Befuddled multiculturalism once again displays the inequality and prejudice at its core. From the Los Angeles Times, with thanks to Paul:
WASHINGTON – At the U.S. prison for suspected terrorists at Guantanamo Bay, Cuba, everyone gets a Quran, but no one gets a Bible.
Saifullah Paracha, a 58-year-old former Pakistani businessmen with reputed ties to al-Qaida leader Osama bin Laden, has been in U.S. custody since 2003. Like the other inmates at Guantanamo, he has a copy of the Quran. But he also wants an English translation of the King James Version of the Bible.
That’s a funny turn of phrase. Does that mean he wants a KJV, which is in English after all, or a KJV rendered into modern English? And why a KJV at all, rather than an Urdu or modern English translation? Has he somehow fallen under the influence of those Protestant groups who believe, in defiance of all the evidence (and please don’t argue about it here) that the King James Bible is the only reliable English translation?

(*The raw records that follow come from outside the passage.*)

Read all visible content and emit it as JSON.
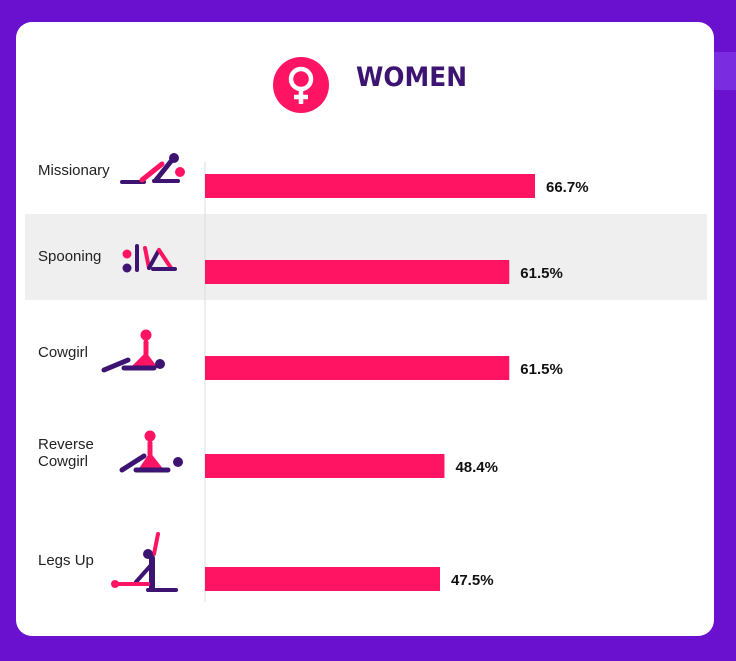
{
  "header": {
    "title": "WOMEN",
    "icon": "female-symbol-icon",
    "icon_color": "#ff1464",
    "title_color": "#3d1472"
  },
  "colors": {
    "frame": "#6a11cf",
    "bar": "#ff1464",
    "icon_primary": "#3d1472",
    "icon_accent": "#ff1464",
    "highlight_row": "#efefef"
  },
  "chart_data": {
    "type": "bar",
    "orientation": "horizontal",
    "title": "WOMEN",
    "categories": [
      "Missionary",
      "Spooning",
      "Cowgirl",
      "Reverse Cowgirl",
      "Legs Up"
    ],
    "values": [
      66.7,
      61.5,
      61.5,
      48.4,
      47.5
    ],
    "value_labels": [
      "66.7%",
      "61.5%",
      "61.5%",
      "48.4%",
      "47.5%"
    ],
    "icons": [
      "missionary-pose-icon",
      "spooning-pose-icon",
      "cowgirl-pose-icon",
      "reverse-cowgirl-pose-icon",
      "legs-up-pose-icon"
    ],
    "highlighted_category": "Spooning",
    "xlabel": "",
    "ylabel": "",
    "xlim": [
      0,
      100
    ],
    "grid": false,
    "legend": "none"
  }
}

Paracha believes that because the Bible is one of the scriptures accepted in Islam, he is entitled to a copy to read in his small wire-mesh cell. But after his lawyer shipped him a Bible, along with two volumes of Shakespeare, prison officials confiscated the package.
Paracha’s American lawyer filed suit in U.S. District Court in Washington, demanding that Paracha be given the Bible and copies of Hamlet and Julius Caesar. The government responded that certain books are kept from prisoners because they could “incite” them….

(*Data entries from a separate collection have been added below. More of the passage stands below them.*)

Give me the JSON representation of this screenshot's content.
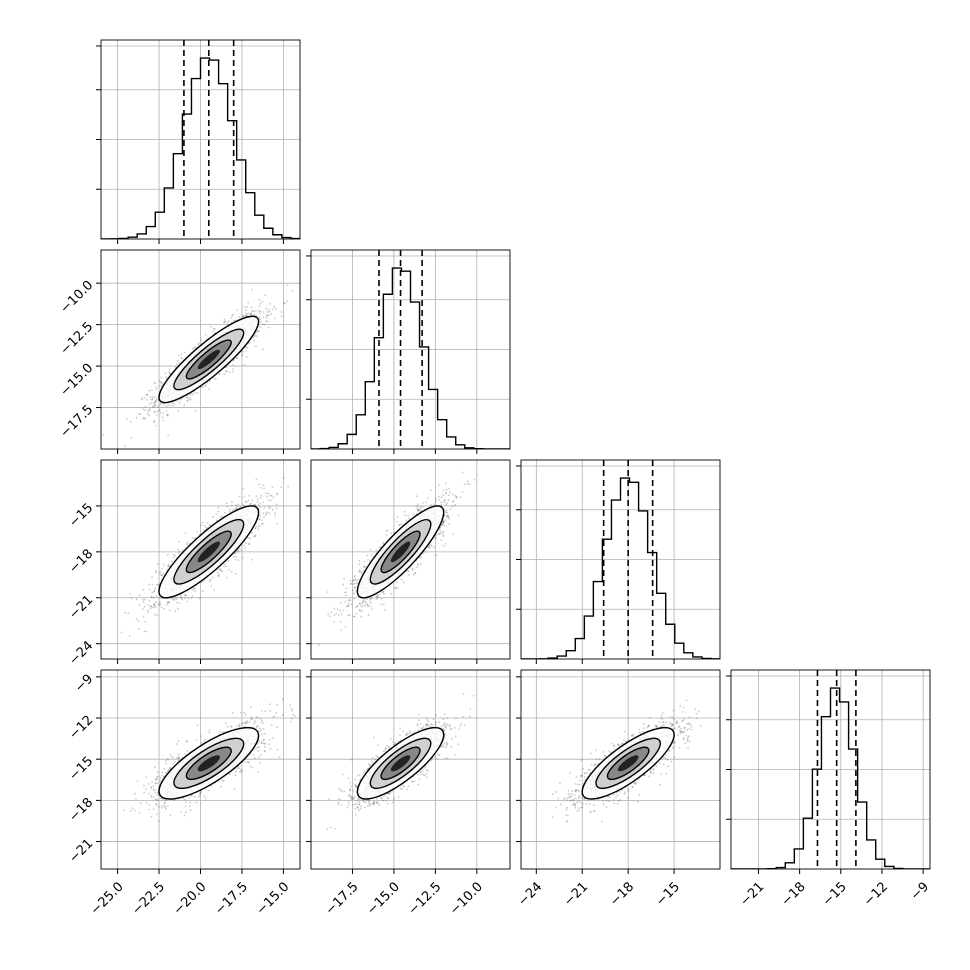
{
  "chart_data": {
    "type": "corner",
    "title": "",
    "grid": true,
    "colors": {
      "frame": "#000000",
      "grid": "#b0b0b0",
      "scatter": "#444444",
      "line": "#000000"
    },
    "params": [
      {
        "range": [
          -26.0,
          -14.0
        ],
        "ticks": [
          -25.0,
          -22.5,
          -20.0,
          -17.5,
          -15.0
        ],
        "tick_labels": [
          "−25.0",
          "−22.5",
          "−20.0",
          "−17.5",
          "−15.0"
        ],
        "mean": -19.5,
        "sd": 1.5,
        "quantiles": [
          -21.0,
          -19.5,
          -18.0
        ]
      },
      {
        "range": [
          -20.0,
          -8.0
        ],
        "ticks": [
          -17.5,
          -15.0,
          -12.5,
          -10.0
        ],
        "tick_labels": [
          "−17.5",
          "−15.0",
          "−12.5",
          "−10.0"
        ],
        "mean": -14.6,
        "sd": 1.3,
        "quantiles": [
          -15.9,
          -14.6,
          -13.3
        ]
      },
      {
        "range": [
          -25.0,
          -12.0
        ],
        "ticks": [
          -24,
          -21,
          -18,
          -15
        ],
        "tick_labels": [
          "−24",
          "−21",
          "−18",
          "−15"
        ],
        "mean": -18.0,
        "sd": 1.5,
        "quantiles": [
          -19.6,
          -18.0,
          -16.4
        ]
      },
      {
        "range": [
          -23.0,
          -8.5
        ],
        "ticks": [
          -21,
          -18,
          -15,
          -12,
          -9
        ],
        "tick_labels": [
          "−21",
          "−18",
          "−15",
          "−12",
          "−9"
        ],
        "mean": -15.3,
        "sd": 1.3,
        "quantiles": [
          -16.7,
          -15.3,
          -13.9
        ]
      }
    ],
    "correlations": {
      "1,0": 0.88,
      "2,0": 0.86,
      "2,1": 0.86,
      "3,0": 0.78,
      "3,1": 0.8,
      "3,2": 0.8
    },
    "samples_per_panel": 1800
  }
}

Yes, the Bible is likely to incite him in a way that the Qur’an never could. That’s why there are so many Bible-quoting terrorist groups around the world today, and not a single one that justifies violence using the Qur’an. Oh, wait…

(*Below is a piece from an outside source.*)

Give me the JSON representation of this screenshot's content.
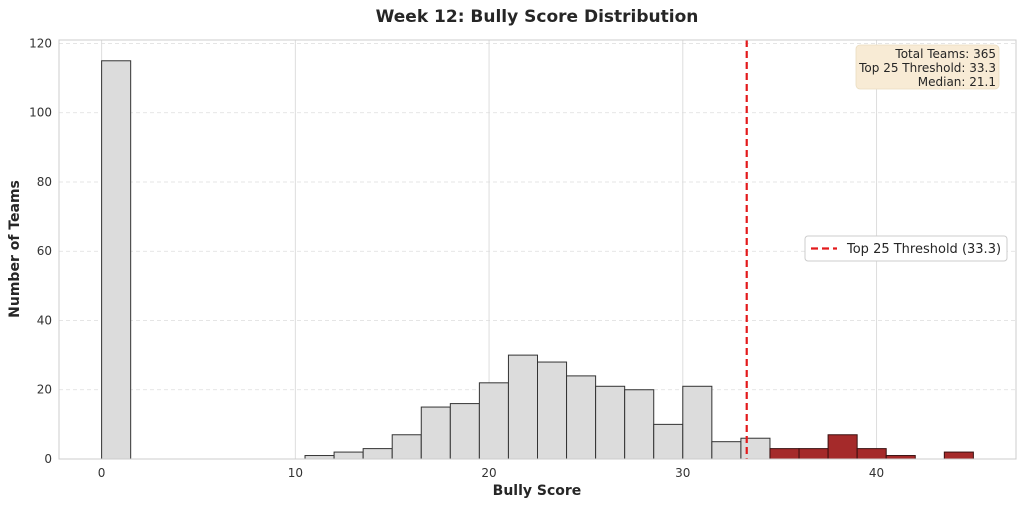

A recent government lawsuit filed in response said none of the more than 500 prisoners is permitted any special treatment.
Does that mean that none can receive anything from outside? No other books? And his lawyer didn’t know this?
And government lawyers said Paracha has not shown that the practice of his religion, Islam, has been “substantially burdened” because he does not have an accompanying copy of the Bible.
Certainly it’s true that if Paracha did get his Bible, he would likely encounter numerous Muslim fellow inmates ready to explain to him, in line with traditional Islamic doctrine, that what he was reading was not the real thing, but an untrustworthy document thoroughly corrupted by Jews and Christians to reflect their false teachings.
They also argued that letting Paracha have a Bible would set off a “chain reaction” among the other 170 detainees.
Is it 500 or 170? Anyway, yes, they might all request Bibles, and where would we be then? They might turn into…(gasp)…Christian fundamentalists!